Three dozen faculty members rallied outside the Bronx Community College (BCC) campus last Tuesday, protesting compensation practices they feel have long shortchanged adjuncts throughout the City University of New York (CUNY) system.

Last week’s demonstration was the second in a chain of protests staged between May 21 and May 31 on five CUNY campuses. At these campuses – Baruch College, College of Staten Island, Queensborough Community College, Kingsborough Community College and BCC – CUNY part-time faculty, or adjuncts, protested a pay reduction during the 15th and final week of the semester.

Unhappy with CUNY’s compensation of teaching adjuncts for two hours per class during finals week instead of the three hours’ pay rate they receive throughout the semester, faculty at BCC led a spirited demonstration to raise awareness of the issue.

Organized by the Professional Staff Congress (PSC), the labor union representing 20,000 CUNY professionals and faculty staff, last week’s protest highlighted what Ruben Rangel, a BCC adjunct lecturer, said was the main point of the protest. “BCC administration is [either] clueless about what their faculty does in the last week of the semester, or they are pretending that they do not know,” Rangel said.

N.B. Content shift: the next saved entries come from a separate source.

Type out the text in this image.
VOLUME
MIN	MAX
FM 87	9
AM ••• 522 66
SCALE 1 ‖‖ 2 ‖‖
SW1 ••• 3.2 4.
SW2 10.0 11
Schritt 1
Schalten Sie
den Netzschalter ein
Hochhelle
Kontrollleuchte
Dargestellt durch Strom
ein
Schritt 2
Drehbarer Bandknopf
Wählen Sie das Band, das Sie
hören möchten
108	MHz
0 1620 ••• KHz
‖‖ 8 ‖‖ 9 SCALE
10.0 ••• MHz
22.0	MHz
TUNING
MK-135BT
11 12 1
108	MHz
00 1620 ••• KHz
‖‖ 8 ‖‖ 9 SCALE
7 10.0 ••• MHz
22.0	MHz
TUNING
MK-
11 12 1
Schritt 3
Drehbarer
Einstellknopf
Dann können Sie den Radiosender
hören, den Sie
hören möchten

In addition to proctoring exams, adjunct faculty spend the last week advising students, grading finals, and managing administrative duties such as filing attendance records, explained Rangel, who teaches in the English departments of BCC and City College.

While he does the same amount of work at each institution, Rangel said he is paid fairly at City College, but not at BCC.

“Shortchanging adjuncts during finals week is incredibly cheap, blatantly unfair and an insult to PSC members’ professionalism as teachers,” said Dorothee Benz, the PSC press secretary and a former instructor at Baruch College.

“These five colleges have done it this way for a long time. They’re allowed to keep doing it, legally and contractually, but that does not mean they have to,” said Benz, referring to a May 2006 arbitrator ruling that frees those five colleges to pay the lower rate.

Michael Arena, a CUNY spokesman said the issue would be addressed during negotiations with the union.

“The matter was presented to an arbitrator who essentially indicated that the appropriate venue for resolving this issue was through the collective bargaining process,” he said. “We are waiting for PSC to present this issue as part of negotiations between the union and the university.”

In response, PSC president Barbara Bowen said, “We should not have to wait for the very long process of collective bargaining to solve what we see as a straightforward issue.”

Bowen is confident that the protests and the 2,000 petition signatures they will present to the president’s office on each campus, will lead CUNY to change its end-of-semester pay policy at the five colleges.